Os segredos da indústria automotiva no Brasil

Na semana passada, o governo federal e a montadora BYD inauguraram a primeira fábrica de carros elétricos da empresa chinesa no Brasil, situada em Camaçari, na Bahia. A cerimônia contou com a presença do presidente Luiz Inácio Lula da Silva e do vice-presidente Geraldo Alckmin. Durante os discursos, os líderes enfatizaram a importância da reindustrialização sustentável, da geração de empregos e da soberania nacional, destacando também a necessidade de uma mobilidade mais limpa com o uso de energias renováveis.
No entanto, não houve menção ao passado recente da obra, que foi alvo de investigações por condições de trabalho consideradas análogas à escravidão. Documentações revelam que, em 2024, a situação dos trabalhadores chineses na construção da fábrica foi exposta, destacando graves irregularidades. O Ministério Público do Trabalho (MPT) entrou com uma ação civil pública contra a BYD e suas empreiteiras por violações trabalhistas.
O MPT apurou que a empresa teve responsabilidade direta na entrada irregular de 471 operários chineses no Brasil.
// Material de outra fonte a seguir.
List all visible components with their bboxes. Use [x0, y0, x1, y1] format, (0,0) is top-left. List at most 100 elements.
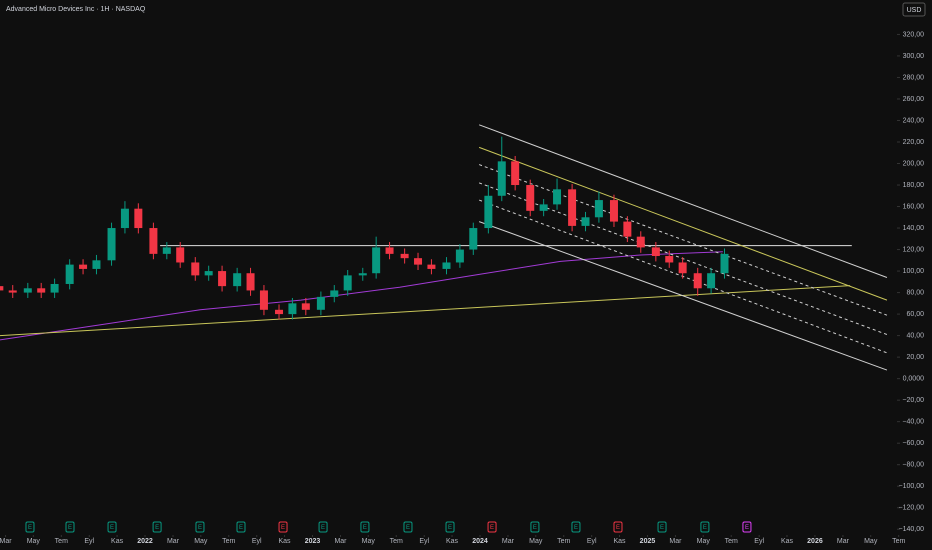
candle-body	[651, 247, 660, 257]
y-tick-label: 20,00	[906, 354, 924, 361]
x-tick-label: Kas	[279, 538, 292, 545]
event-label: E	[616, 525, 620, 531]
candle-body	[8, 290, 17, 293]
x-tick-label: 2025	[640, 538, 656, 545]
y-tick-label: 280,00	[903, 74, 925, 81]
y-tick-label: 100,00	[903, 268, 925, 275]
event-label: E	[155, 525, 159, 531]
x-tick-label: Tem	[557, 538, 570, 545]
y-tick-label: −120,00	[899, 505, 925, 512]
candle-body	[623, 221, 632, 237]
overlay-line	[0, 251, 723, 341]
event-label: E	[363, 525, 367, 531]
overlay-line	[0, 285, 851, 337]
candle-body	[539, 204, 548, 211]
candle-body	[23, 288, 32, 293]
candle-body	[50, 283, 59, 293]
y-tick-label: −20,00	[902, 397, 924, 404]
candle-body	[218, 271, 227, 287]
y-tick-label: −40,00	[902, 419, 924, 426]
event-marker	[700, 521, 710, 533]
event-marker	[487, 521, 497, 533]
x-tick-label: Eyl	[419, 538, 429, 545]
y-tick-label: 220,00	[903, 139, 925, 146]
event-marker	[195, 521, 205, 533]
candle-body	[275, 309, 284, 315]
y-tick-label: −80,00	[902, 462, 924, 469]
x-tick-label: Eyl	[84, 538, 94, 545]
candle-body	[246, 273, 255, 291]
x-tick-label: May	[864, 538, 878, 545]
y-tick-label: −100,00	[899, 483, 925, 490]
event-marker	[742, 521, 752, 533]
event-label: E	[574, 525, 578, 531]
x-tick-label: Tem	[725, 538, 738, 545]
currency-label[interactable]: USD	[907, 7, 922, 14]
x-tick-label: Mar	[669, 538, 682, 545]
x-tick-label: 2024	[472, 538, 488, 545]
candle-body	[301, 303, 310, 310]
event-label: E	[281, 525, 285, 531]
event-marker	[445, 521, 455, 533]
x-tick-label: Mar	[167, 538, 180, 545]
event-label: E	[406, 525, 410, 531]
candle-body	[107, 228, 116, 261]
event-label: E	[28, 525, 32, 531]
event-label: E	[660, 525, 664, 531]
y-tick-label: 240,00	[903, 117, 925, 124]
x-tick-label: 2023	[305, 538, 321, 545]
event-marker	[107, 521, 117, 533]
x-tick-label: Eyl	[252, 538, 262, 545]
candle-body	[149, 228, 158, 254]
event-marker	[530, 521, 540, 533]
event-marker	[657, 521, 667, 533]
candle-body	[665, 256, 674, 263]
x-tick-label: Kas	[446, 538, 459, 545]
candle-body	[343, 275, 352, 291]
x-tick-label: Tem	[892, 538, 905, 545]
event-label: E	[321, 525, 325, 531]
x-tick-label: May	[194, 538, 208, 545]
overlay-line	[478, 221, 888, 371]
event-marker	[613, 521, 623, 533]
candle-body	[511, 161, 520, 186]
candle-body	[358, 273, 367, 276]
event-marker	[25, 521, 35, 533]
candle-body	[176, 247, 185, 263]
candle-body	[609, 200, 618, 222]
candle-body	[400, 253, 409, 259]
event-label: E	[198, 525, 202, 531]
y-tick-label: −60,00	[902, 440, 924, 447]
x-tick-label: May	[529, 538, 543, 545]
event-marker	[236, 521, 246, 533]
event-label: E	[239, 525, 243, 531]
candle-body	[233, 273, 242, 287]
y-tick-label: 120,00	[903, 246, 925, 253]
y-tick-label: 0,0000	[903, 375, 925, 382]
x-tick-label: May	[697, 538, 711, 545]
candle-body	[120, 208, 129, 229]
x-tick-label: 2022	[137, 538, 153, 545]
candle-body	[568, 189, 577, 226]
y-tick-label: 320,00	[903, 31, 925, 38]
candle-body	[469, 228, 478, 250]
candle-body	[37, 288, 46, 293]
candle-body	[92, 260, 101, 269]
candle-body	[414, 258, 423, 265]
x-tick-label: May	[27, 538, 41, 545]
candle-body	[65, 264, 74, 284]
chart-title: Advanced Micro Devices Inc · 1H · NASDAQ	[6, 6, 146, 13]
candle-body	[442, 262, 451, 269]
event-label: E	[68, 525, 72, 531]
x-tick-label: May	[362, 538, 376, 545]
event-label: E	[448, 525, 452, 531]
y-tick-label: −140,00	[899, 526, 925, 533]
y-tick-label: 40,00	[906, 332, 924, 339]
currency-button[interactable]	[902, 2, 926, 17]
candle-body	[288, 303, 297, 315]
candle-body	[79, 264, 88, 269]
x-tick-label: Eyl	[754, 538, 764, 545]
x-tick-label: Mar	[334, 538, 347, 545]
As investigações apontaram trabalho forçado, condições de trabalho degradantes e jornadas de trabalho exaustivas, que alcançavam dez horas diárias. Os trabalhadores relataram que seus passaportes eram retidos e que enfrentavam descontos abusivos em seus salários, além de terem que dividir alojamentos precários — um banheiro para 31 pessoas.
Diante da recusa da BYD em assinar um Termo de Ajuste de Conduta, o MPT pede na ação que a empresa e suas contratadas sejam condenadas a indenizar a sociedade em 257 milhões de reais por danos morais coletivos, além de exigir o cumprimento das leis trabalhistas e a proibição do tráfico de pessoas e trabalho escravo.
Durante a inauguração da fábrica, Lula comentou que a chegada da BYD representa um avanço tecnológico para a indústria automotiva brasileira, afirmando que é um sinal de que situações complicadas, como a saída da Ford de Camaçari, podem ser revertidas. Ele fez um apelo para que os veículos fossem oferecidos a preços acessíveis aos funcionários da montadora, afirmando que é importante que os trabalhadores possam dirigir os carros que produzem.
Recentemente, o Ministério do Trabalho e Emprego também autuou a BYD por manter trabalhadores em condições análogas à escravidão. A empresa poderá contestar as autuações em duas instâncias administrativas. Caso não consiga reverter a situação, poderá ser incluída na Lista Suja do Trabalho Escravo, que é um registro do governo federal que expõe empregadores que foram flagrados por violações dessa natureza.
A inclusão da BYD na lista poderá ser comparada ao tratamento dado a empresas como a JBS. Recentemente, o ministro do Trabalho tomou uma decisão que suspendeu a inclusão da JBS Aves na lista, algo que não era comum desde a criação desse registro em 2003.
Além disso, o caso da BYD não é isolado no setor automotivo. Outras investigações, como o caso da Toyota, mostraram que materiais utilizados por montadoras nos Estados Unidos têm origem em locais que utilizam mão de obra escrava no Brasil. Nesse contexto, trabalhadores foram resgatados em situações de exploração, revelando um problema amplo e consolidador no setor.
O histórico de exploração se estende ainda à Volkswagen, que foi condenada a pagar 165 milhões de reais por práticas de trabalho escravo entre 1974 e 1986, nas quais muitos trabalhadores foram levados por aliciadores para trabalhar sob condições desumanas.
Embora a indústria automobilística brasileira tenha raízes que remontam ao governo Juscelino Kubitschek, em 1956, e seja vista como um eixo de progresso e desenvolvimento, o setor continua a enfrentar questões sérias relacionadas a violações dos direitos trabalhistas. Com sua significativa contribuição de 4% ao PIB brasileiro e seus mais de um milhão de empregos gerados, a indústria, que também beneficia de incentivos fiscais que ultrapassam 80 bilhões de reais desde os anos 2000, não está isenta de práticas antigas que afetam muitos trabalhadores. Essas realidades contrastam com a imagem de modernidade que algumas montadoras tentam assinalar atualmente.